Grand and gorgeously realised, Ceremonial Enactments is a sensorial awakening celebrating customary rituals in a highly contemporary performance.

REMOTES X QUANTUM

By John Torres (The Philippines) and Eleanor Wong (Singapore)

25 – 27 May, Wed – Fri, 8pm 28 – 29 May, Sat – Sun, 4pm & 8pm The Arts House

1h 20m, No Intermission

Rating to be determined Recommended for audiences age 13 and above

Tickets: $35*

*Limited concessions available for students, NSFs and seniors.

From playwright Eleanor Wong and filmmaker John Torres comes a gripping multi-disciplinary work, reimagining life in Singapore and the Philippines on the brink of a dystopian world order.

A leading artistic force in New Philippine Cinema, independent auteur John Torres’s poetic sensibility and anthropological eye fuse to create films utterly his own.

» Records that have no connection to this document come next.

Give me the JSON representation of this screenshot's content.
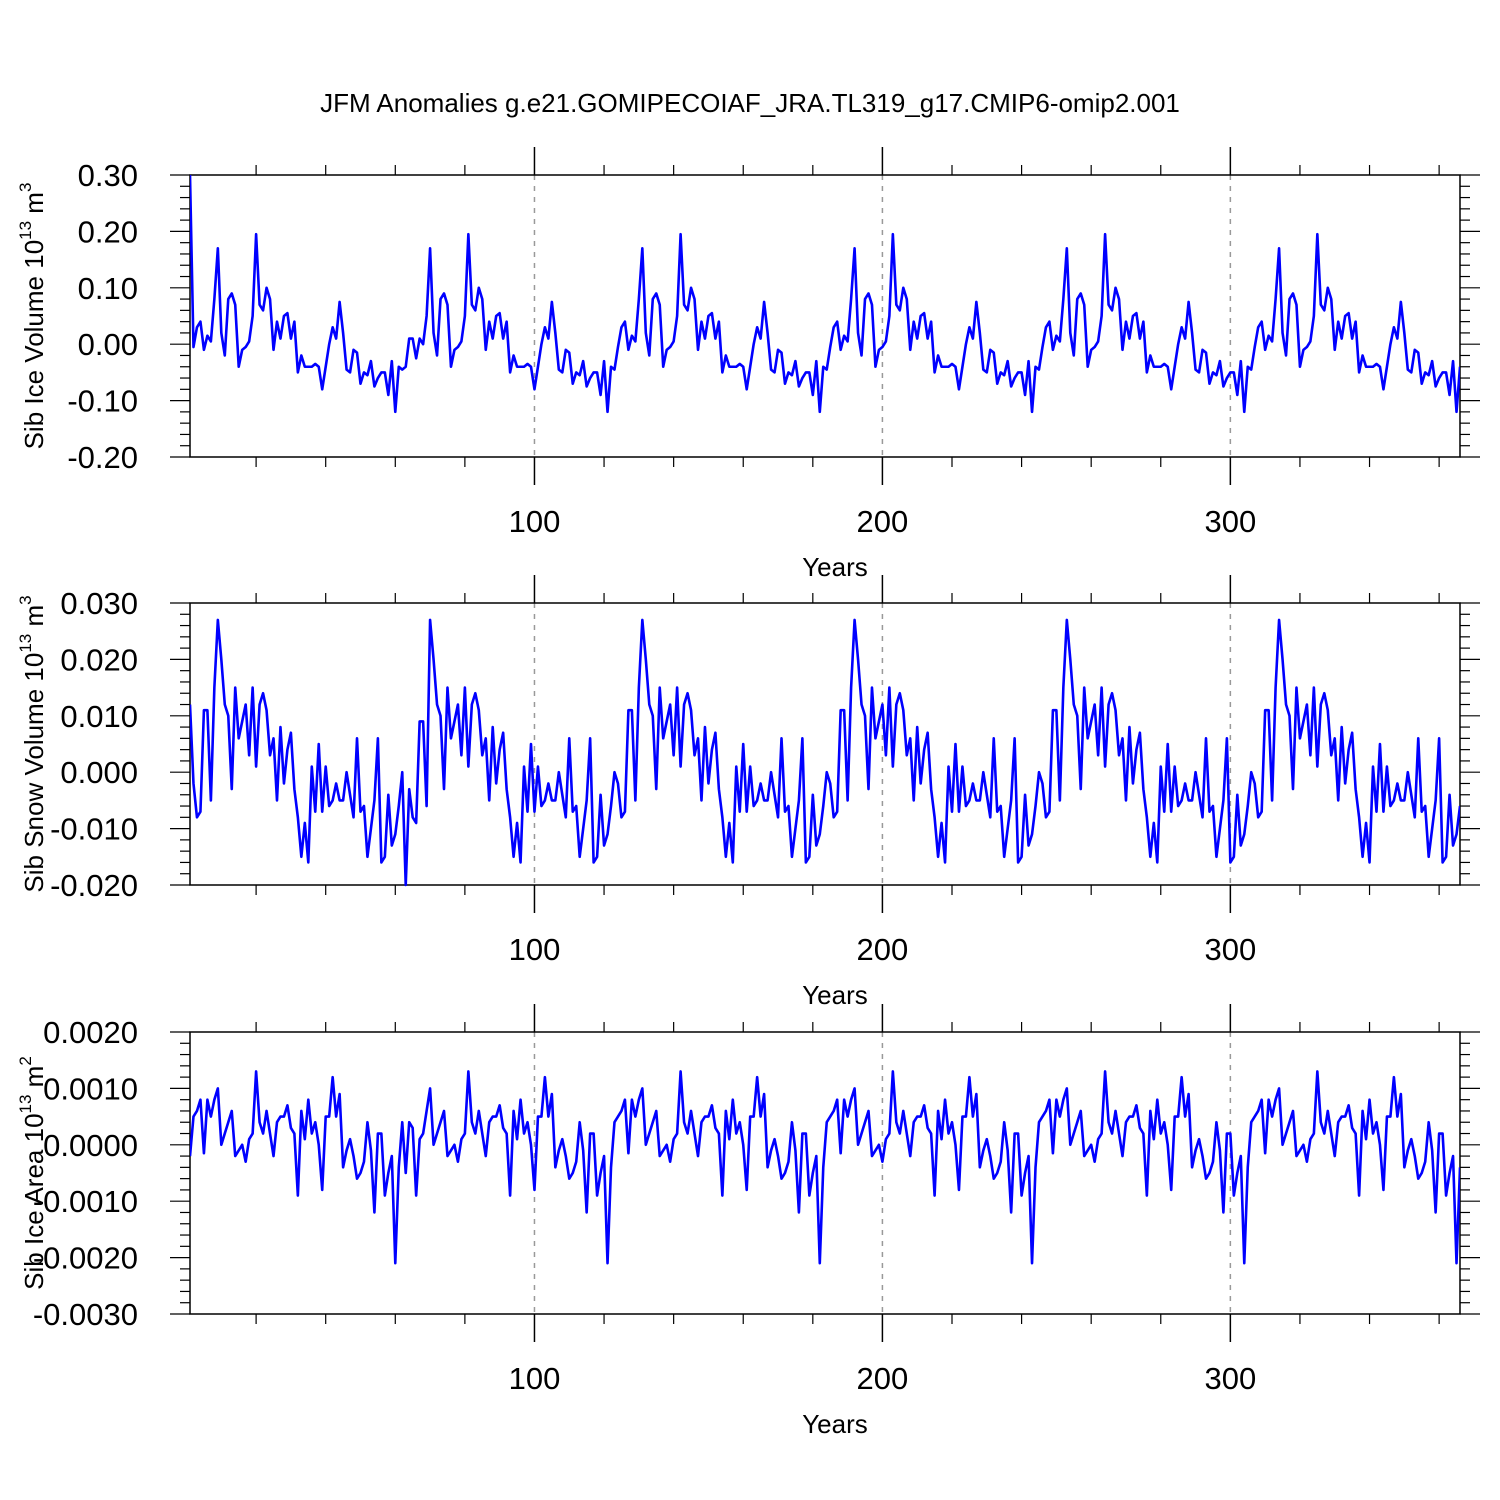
{
  "title": "JFM Anomalies g.e21.GOMIPECOIAF_JRA.TL319_g17.CMIP6-omip2.001",
  "chart_data": [
    {
      "type": "line",
      "ylabel": "Sib Ice Volume 10",
      "ylabel_sup": "13",
      "ylabel_unit": "m",
      "ylabel_unit_sup": "3",
      "xlabel": "Years",
      "xlim": [
        1,
        366
      ],
      "ylim": [
        -0.2,
        0.3
      ],
      "yticks": [
        0.3,
        0.2,
        0.1,
        0.0,
        -0.1,
        -0.2
      ],
      "ytick_labels": [
        "0.30",
        "0.20",
        "0.10",
        "0.00",
        "-0.10",
        "-0.20"
      ],
      "xticks": [
        100,
        200,
        300
      ],
      "xtick_labels": [
        "100",
        "200",
        "300"
      ],
      "color": "#0000ff",
      "base_cycle": [
        0.3,
        -0.005,
        0.03,
        0.04,
        -0.01,
        0.015,
        0.005,
        0.08,
        0.17,
        0.02,
        -0.02,
        0.08,
        0.09,
        0.07,
        -0.04,
        -0.01,
        -0.005,
        0.005,
        0.05,
        0.195,
        0.07,
        0.06,
        0.1,
        0.08,
        -0.01,
        0.04,
        0.01,
        0.05,
        0.055,
        0.01,
        0.04,
        -0.05,
        -0.02,
        -0.04,
        -0.04,
        -0.04,
        -0.035,
        -0.04,
        -0.08,
        -0.04,
        0.0,
        0.03,
        0.01,
        0.075,
        0.02,
        -0.045,
        -0.05,
        -0.01,
        -0.015,
        -0.07,
        -0.05,
        -0.055,
        -0.03,
        -0.075,
        -0.06,
        -0.05,
        -0.05,
        -0.09,
        -0.03,
        -0.12,
        -0.04,
        -0.045,
        -0.04,
        0.01,
        0.01,
        -0.025,
        0.01,
        0.0,
        0.05
      ],
      "year_notes": "Values for years 70-366 repeat the base_cycle pattern with period 61 years (series begins at year 1)."
    },
    {
      "type": "line",
      "ylabel": "Sib Snow Volume 10",
      "ylabel_sup": "13",
      "ylabel_unit": "m",
      "ylabel_unit_sup": "3",
      "xlabel": "Years",
      "xlim": [
        1,
        366
      ],
      "ylim": [
        -0.02,
        0.03
      ],
      "yticks": [
        0.03,
        0.02,
        0.01,
        0.0,
        -0.01,
        -0.02
      ],
      "ytick_labels": [
        "0.030",
        "0.020",
        "0.010",
        "0.000",
        "-0.010",
        "-0.020"
      ],
      "xticks": [
        100,
        200,
        300
      ],
      "xtick_labels": [
        "100",
        "200",
        "300"
      ],
      "color": "#0000ff",
      "base_cycle": [
        0.012,
        -0.002,
        -0.008,
        -0.007,
        0.011,
        0.011,
        -0.005,
        0.015,
        0.027,
        0.02,
        0.012,
        0.01,
        -0.003,
        0.015,
        0.006,
        0.009,
        0.012,
        0.003,
        0.015,
        0.001,
        0.012,
        0.014,
        0.011,
        0.003,
        0.006,
        -0.005,
        0.008,
        -0.002,
        0.004,
        0.007,
        -0.003,
        -0.008,
        -0.015,
        -0.009,
        -0.016,
        0.001,
        -0.007,
        0.005,
        -0.007,
        0.001,
        -0.006,
        -0.005,
        -0.002,
        -0.005,
        -0.005,
        0.0,
        -0.004,
        -0.008,
        0.006,
        -0.007,
        -0.006,
        -0.015,
        -0.01,
        -0.005,
        0.006,
        -0.016,
        -0.015,
        -0.004,
        -0.013,
        -0.011,
        -0.006,
        0.0,
        -0.02,
        -0.003,
        -0.008,
        -0.009,
        0.009,
        0.009,
        -0.006
      ],
      "year_notes": "Values repeat with period 61 years across years 1-366."
    },
    {
      "type": "line",
      "ylabel": "Sib Ice Area 10",
      "ylabel_sup": "13",
      "ylabel_unit": "m",
      "ylabel_unit_sup": "2",
      "xlabel": "Years",
      "xlim": [
        1,
        366
      ],
      "ylim": [
        -0.003,
        0.002
      ],
      "yticks": [
        0.002,
        0.001,
        0.0,
        -0.001,
        -0.002,
        -0.003
      ],
      "ytick_labels": [
        "0.0020",
        "0.0010",
        "0.0000",
        "-0.0010",
        "-0.0020",
        "-0.0030"
      ],
      "xticks": [
        100,
        200,
        300
      ],
      "xtick_labels": [
        "100",
        "200",
        "300"
      ],
      "color": "#0000ff",
      "base_cycle": [
        -0.0002,
        0.0005,
        0.0006,
        0.0008,
        -0.00015,
        0.0008,
        0.0005,
        0.0008,
        0.001,
        0.0,
        0.0002,
        0.0004,
        0.0006,
        -0.0002,
        -0.0001,
        0.0,
        -0.0003,
        0.0001,
        0.0002,
        0.0013,
        0.0004,
        0.0002,
        0.0006,
        0.0002,
        -0.0002,
        0.0004,
        0.0005,
        0.0005,
        0.0007,
        0.0003,
        0.0002,
        -0.0009,
        0.0006,
        0.0001,
        0.0008,
        0.0002,
        0.0004,
        0.0,
        -0.0008,
        0.0005,
        0.0005,
        0.0012,
        0.0005,
        0.0009,
        -0.0004,
        -0.0001,
        0.0001,
        -0.0002,
        -0.0006,
        -0.0005,
        -0.0003,
        0.0004,
        -0.0001,
        -0.0012,
        0.0002,
        0.0002,
        -0.0009,
        -0.0005,
        -0.0002,
        -0.0021,
        -0.0004,
        0.0004,
        -0.0005,
        0.0004,
        0.0003,
        -0.0009,
        0.0001,
        0.0002,
        0.0006
      ],
      "year_notes": "Values repeat with period 61 years across years 1-366."
    }
  ]
}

Matched by acclaimed Singaporean poet and playwright Eleanor Wong – known for her wit and dramatic range – Remotes x Quantum is a thrilling collaboration between two seminal artists, marrying themes from Torres’ futuristic film The Remotes and Wong’s recent text, The Quantum of Space.

In Remotes x Quantum, two countries collide in their contrasting realities. In the Philippines, ordinary people sell the control of their bodies to become avatars purely to survive. While in Singapore, an island ladened with first-world preoccupations, people struggle to find new meaning in the face of existential challenges.

Blending film, poetry, theatre and sound in a swirling multi-disciplinary live installation, Remotes x Quantum is a searing examination of the state of possession, both as noun and verb.

Wong and Torres conjure a dream language, set against their home cities on the brink of a dystopian world order, to meditate on the physicality, spirituality, and politics of human bodies limboed in varied states of possession. In a universe where our moral codes and human desires drive the need to possess, are there other roads to nirvana?